On va commencer avec un sport de saison, le ski alpin ! Et à y regarder de plus près, les différences sont conséquentes entre les hommes et les femmes et au sein même des disciplines. Honneur aux dames, où la Romandie serait pas sortie du sable… En vitesse, on aurait en tout et pour tout Noémie Kolly, 12ème mi-janvier à Crans-Montana comme meilleur résultat en carrière. Dans les disciplines techniques, c’est un peu mieux mais il nous resterait uniquement le trio préféré des orthopédistes, composé de Mélanie Meillard, Camille Rast et Charlotte Chable. Chez les hommes, en revanche, on serait un peu mieux lotis. L’intégralité de l’armada helvétique en slalom – Yule, Meillard, Aerni, Rochat, Nef et même Zenhäusern – serait désormais romande, les alémaniques ne récupérant que Simonet et Von Grünigen parmi les potentiels top-30. En géant aussi on ne serait pas trop mal avec Meillard et Murisier, même si derrière il n’y aurait plus grand monde hormis notre chouchou Marco Reymond. En revanche, en vitesse, c’est le désert. On a bien encore et toujours Loïc Meillard qui apprend vite en Super-G, mais derrière lui la meilleure chance romande semble être Alexis Monney, champion du monde junior de descente l’an dernier mais encore aucun départ en coupe du monde chez les grands. Autant dire que les retraites des deux Didier risquent de peser un moment. Même Gilles Roulin, avec son nom aussi welsch que le mot huitante (qui deviendrait fort heureusement obligatoire dès la sécession), n’est pas romand, quoiqu’avec de lointaines origines fribourgeoises et une place assurée en Coupe du Monde on pourrait peut-être le convaincre…

Petite mention quand même pour le ski freestyle qui, avec Fanny Smith, Mathilde Gremaud et Sarah Höfflin, excusez du peu, pourrait quand même nous garantir quelques breloques dans les prochaines olympiades hivernales. Chez les dames hein, parce que chez les hommes ces disciplines sont autant fructueuses pour les romands que les championnats nationaux de Hornuss.

Hockey sur glace

En hockey aussi, la Romandie prendrait cher, la quasi-totalité des joueurs suisses de National League étant alémaniques, même dans les clubs du bon côté de la Sarine. On ne parle même pas des expatriés NHL, où Gaëtan Haas doit se sentir bien seul (Yannick Weber, né à Morges mais alémanique, n’aura pas été plus tenté que ça à l’idée d’être aligné avec Michael Ngoy). C’est bien simple, on aurait difficilement de quoi avoir une équipe nationale correcte. Bien sûr, on récupérerait Loeffel, Riat, Hofmann, Haas, Fuchs, Rod, Mottet ou Praplan, qui sont de très bons joueurs. On n’aurait pas non plus à trop s’inquiéter au goal (encore que…) entre Descloux, Waeber et Conz. Mais après… On devrait aller rechercher les vieillissants Sprunger, Bykov, Du Bois et Bezina (non pour le dernier on déconne) et compléter le tout avec ce qu’il reste. Ah et on veut bien laisser Tristan Scherwey, aka le Baudelaire sur patins, aux staubirns. D’un autre côté, une Romandie indépendante forcerait peut-être les clubs du coin à miser un peu plus sur les jeunes du cru, chose que certains ont beaucoup de mal à faire (je ne vise personne, suivez mon regard en direction de Lausanne).

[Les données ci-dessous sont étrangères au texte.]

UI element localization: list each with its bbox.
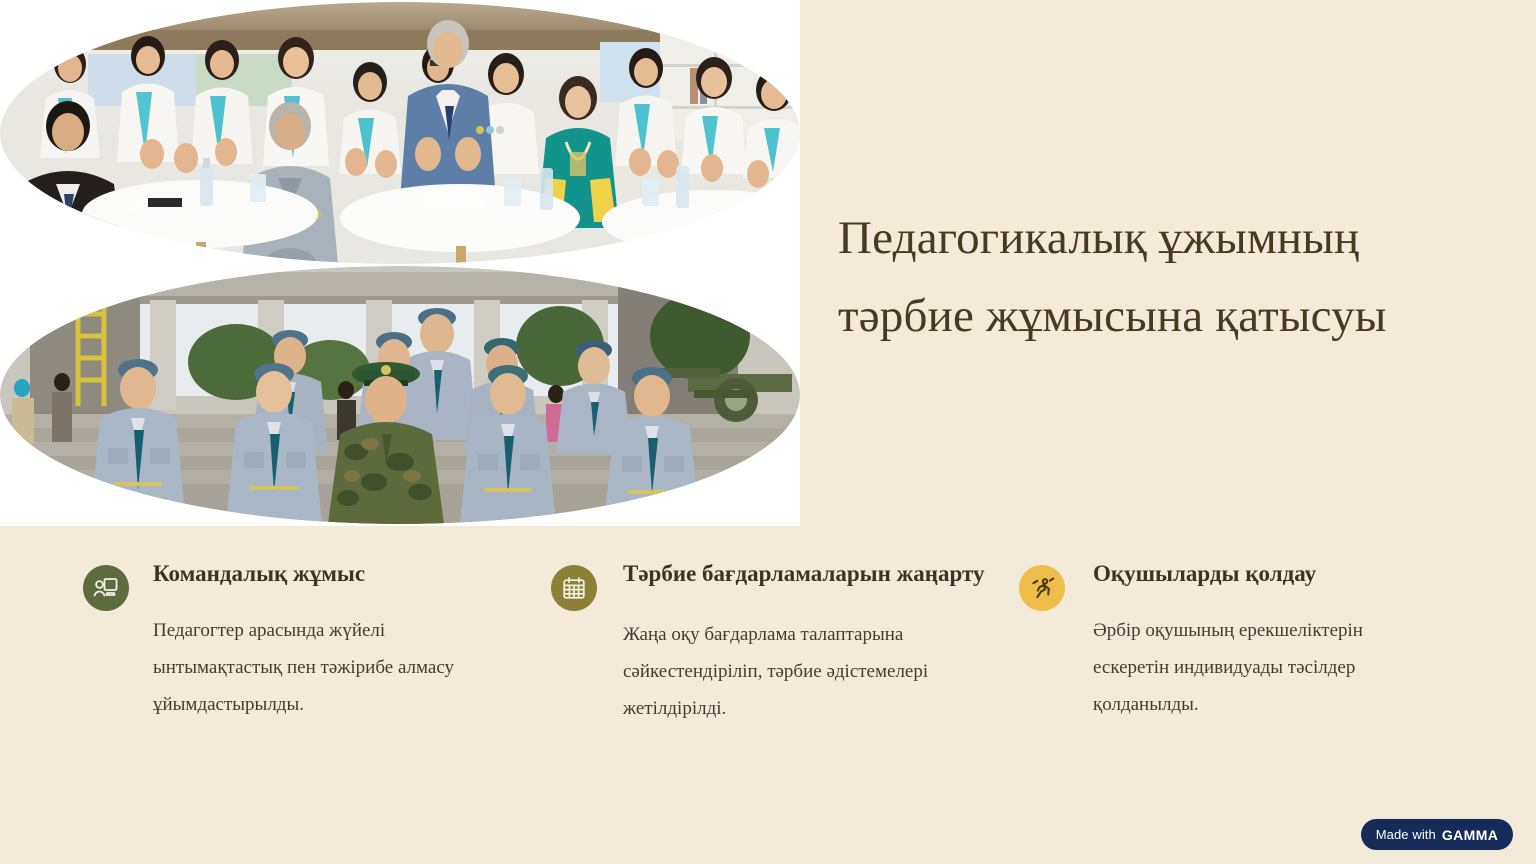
- feature-columns: Командалық жұмыс Педагогтер арасында жүй…: [0, 556, 1536, 806]
- feature-body: Педагогтер арасында жүйелі ынтымақтастық…: [153, 612, 498, 723]
- feature-column-support: Оқушыларды қолдау Әрбір оқушының ерекшел…: [1019, 556, 1419, 742]
- slide-title: Педагогикалық ұжымның тәрбие жұмысына қа…: [838, 199, 1458, 355]
- calendar-icon: [551, 565, 597, 611]
- feature-column-teamwork: Командалық жұмыс Педагогтер арасында жүй…: [83, 556, 483, 742]
- photo-cadets-formation-image: [0, 266, 800, 524]
- feature-title: Командалық жұмыс: [153, 556, 483, 592]
- feature-body: Әрбір оқушының ерекшеліктерін ескеретін …: [1093, 612, 1393, 723]
- photo-school-gathering-image: [0, 2, 800, 264]
- made-with-gamma-badge[interactable]: Made with GAMMA: [1361, 819, 1513, 850]
- media-panel: [0, 0, 800, 526]
- feature-heading-support: Оқушыларды қолдау: [1019, 556, 1419, 602]
- gamma-wordmark: GAMMA: [1442, 827, 1498, 843]
- photo-school-gathering: [0, 2, 800, 264]
- feature-body: Жаңа оқу бағдарлама талаптарына сәйкесте…: [623, 616, 995, 727]
- presentation-person-icon: [83, 565, 129, 611]
- feature-heading-programs: Тәрбие бағдарламаларын жаңарту: [551, 556, 991, 602]
- feature-title: Тәрбие бағдарламаларын жаңарту: [623, 556, 991, 592]
- presentation-slide: Педагогикалық ұжымның тәрбие жұмысына қа…: [0, 0, 1536, 864]
- feature-heading-teamwork: Командалық жұмыс: [83, 556, 483, 602]
- feature-title: Оқушыларды қолдау: [1093, 556, 1419, 592]
- photo-cadets-formation: [0, 266, 800, 524]
- made-with-label: Made with: [1376, 827, 1436, 842]
- running-person-icon: [1019, 565, 1065, 611]
- feature-column-programs: Тәрбие бағдарламаларын жаңарту Жаңа оқу …: [551, 556, 991, 746]
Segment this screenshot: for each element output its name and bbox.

Ah et j’ai failli oublier le plus sûr espoir du hockey romand !

Concernant le championnat, on pourrait se retrouver avec une Welsch League à 12 équipes (c’est trop compliqué de réfléchir à un nouveau format, le futur directeur de la ligue est Chris McSorley…), composée bien entendu des anciennes équipes de NL, soit Genève, Lausanne et Fribourg, ce qui est une bonne nouvelle puisque cela permettrait donc à ces trois formations de gagner enfin un titre de première division dans leur histoire. On verrait aussi les accessions en Ligue A de la Chaux-de-Fonds, de Sierre, d’Ajoie et de Viège (pour toute question relative à la présence de Fisp ici, prière de relire la note en début d’article), qui viennent de Swiss League, ainsi que de Martigny, de MySports League, et enfin de Franches Montagnes, de Neuchâtel, de St-Imier et de Delémont, qui étaient les 4 équipes romandes les mieux classées de première ligue sur le dernier classement officiel que j’ai pu trouver. Autant dire que le niveau global du championnat risque d’en prendre un coup et que c’est pas sûr que Denis Malgin fasse de vieux os à Lausanne.

Football

Ah le foot. Le sport roi, où les Romands sont actuellement en force en première division. Enfin ils sont trois quoi, sur dix c’est déjà pas mal. La Hyper League de Romandie (je vote pour ce nom en tous cas) garderait donc bien évidemment ses trois représentants de D1, soit Sion, Genève et Lausanne, et se renforcerait (façon de parler) avec Stade Lausanne-Ouchy, Xamax, Yverdon, Bavois, Carouge, Nyon et bien sûr la deux de Sion. Ça fait rêver…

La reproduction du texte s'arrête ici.